Better way to clean and normalize a DataFrame of strings?

hi there,

i have a corpus of messy CSVs with matching columns but irregular formatting, so that a column ( say A ) often has some values with an unwanted metadata prefix, and other values without, like so:

  Row │ A                    
          │ String                            
──────┼───────────────────────────────────
       1 │ text:'value1'
       2 │ text:'value2'
       3 │ value3
       4 | value4

i’d like to normalize columns like A so that none of the values have the unwanted text: prefix. i realize that i could do something like this:

function removetypeprefix(x::String)
    if length(x) > 5 && x[1:5] == "text:"
        return x[6:end]
    else
        return x
    end
end 

function removetypeprefix(x::Array{String, 1})
    [removetypeprefix(_x) for _x in x]
end

result = transform(df, :A => removetypeprefix)

which would produce a new column of the values in A with the prefix removed – but this seems like a lot of boilerplate to write, and i feel like i must be missing a more straightforward way to transform the column.

am i missing a more concise way to do this?

There are a few options

Setup:

df = DataFrame(A = 
	["text:'value1'"
	"text:'value2'"
	"value3"
	"value4"])
  1. Use ByRow to get rid of the Array method.
function removetypeprefix(x::String)
    if length(x) > 5 && x[1:5] == "text:"
        return x[6:end]
    else
        return x
    end
end 

result = transform(df, :A => ByRow(removetypeprefix))
  1. Use an anonymous function to avoid the declaration
julia> result = transform(df, :A => begin 
       x -> length(x) > 5 && x[1:5] == "text:" ? x[6:end] : x
       end |> ByRow)

(Okay, maybe this last one is a bit ugly)

I would normally recommend using DataFramesMeta in this scenario. But we don’t have support for ByRow at the moment. So it’s not the best fit for this exact problem.
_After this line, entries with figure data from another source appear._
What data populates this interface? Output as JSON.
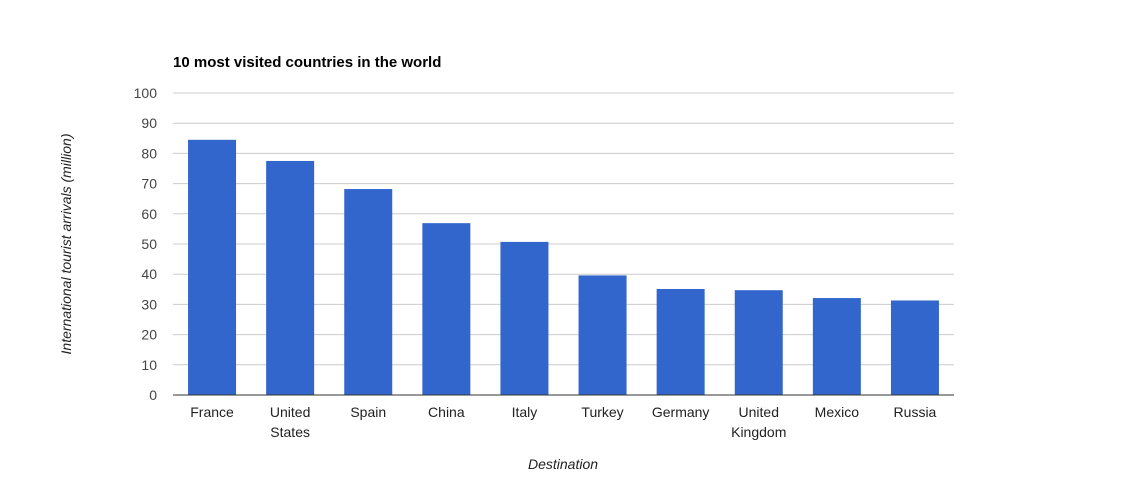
{
  "chart_data": {
    "type": "bar",
    "title": "10 most visited countries in the world",
    "xlabel": "Destination",
    "ylabel": "International tourist arrivals (million)",
    "categories": [
      "France",
      "United States",
      "Spain",
      "China",
      "Italy",
      "Turkey",
      "Germany",
      "United Kingdom",
      "Mexico",
      "Russia"
    ],
    "values": [
      84.5,
      77.5,
      68.2,
      56.9,
      50.7,
      39.6,
      35.1,
      34.7,
      32.1,
      31.3
    ],
    "ylim": [
      0,
      100
    ],
    "yticks": [
      0,
      10,
      20,
      30,
      40,
      50,
      60,
      70,
      80,
      90,
      100
    ],
    "grid": true,
    "bar_color": "#3366cc",
    "legend": "none"
  }
}
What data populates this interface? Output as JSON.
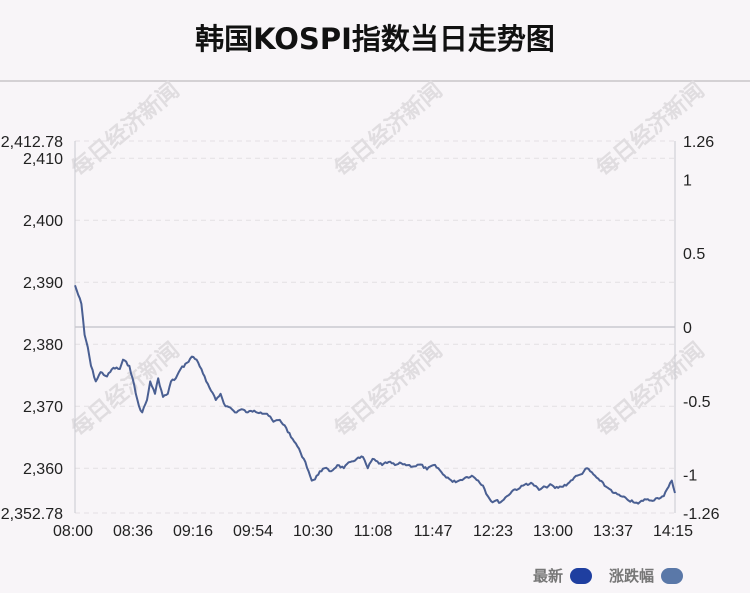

I’ve created the regex below after experimenting a bit at https://regex101.com/.

julia> df = DataFrame(A = ["text:'value1'", "text:'value2'", "value3"]);

julia> rx = r"text:'([^']*)'";

julia> df.A = replace.(df.A, rx => s"\1");

julia> df
3×1 DataFrame
 Row │ A
     │ String
─────┼────────
   1 │ value1
   2 │ value2
   3 │ value3
2 Likes

Another way, using regex for dummies (my category):

using DataFrames, ReadableRegex

df = DataFrame(A = ["text:'value1'", "text:'value2'", "value3"])
rx = exactly(1, ["text:'", "'"])
df.A = replace.(df.A, Regex(rx) => "")

result:

julia> df
3×1 DataFrame
│ Row │ A      │
│     │ String │
├─────┼────────┤
│ 1   │ value1 │
│ 2   │ value2 │
│ 3   │ value3 │

NB: regex might be an overkill in this case, as the following two replace lines achieve the same result:

df.A = replace.(df.A, "text:'" => "")
df.A = replace.(df.A, "'" => "")

Seems fine to me - speaking as someone T
that’s done a lot of this kind of thing, sometimes you’re stuck with boiler plate. You can do the transform one-liner, but my advice would be to write a robust and general function, since you’re likely to need something like it again.

By general, I mean make the function take the prefix as an argument, check for startswith(str, pre) and use replace(str, pre=>"") instead of using indices. I spend an unfortunate amount of time with this kind of data cleaning. Embrace the built in string functions and get used to them. Good luck!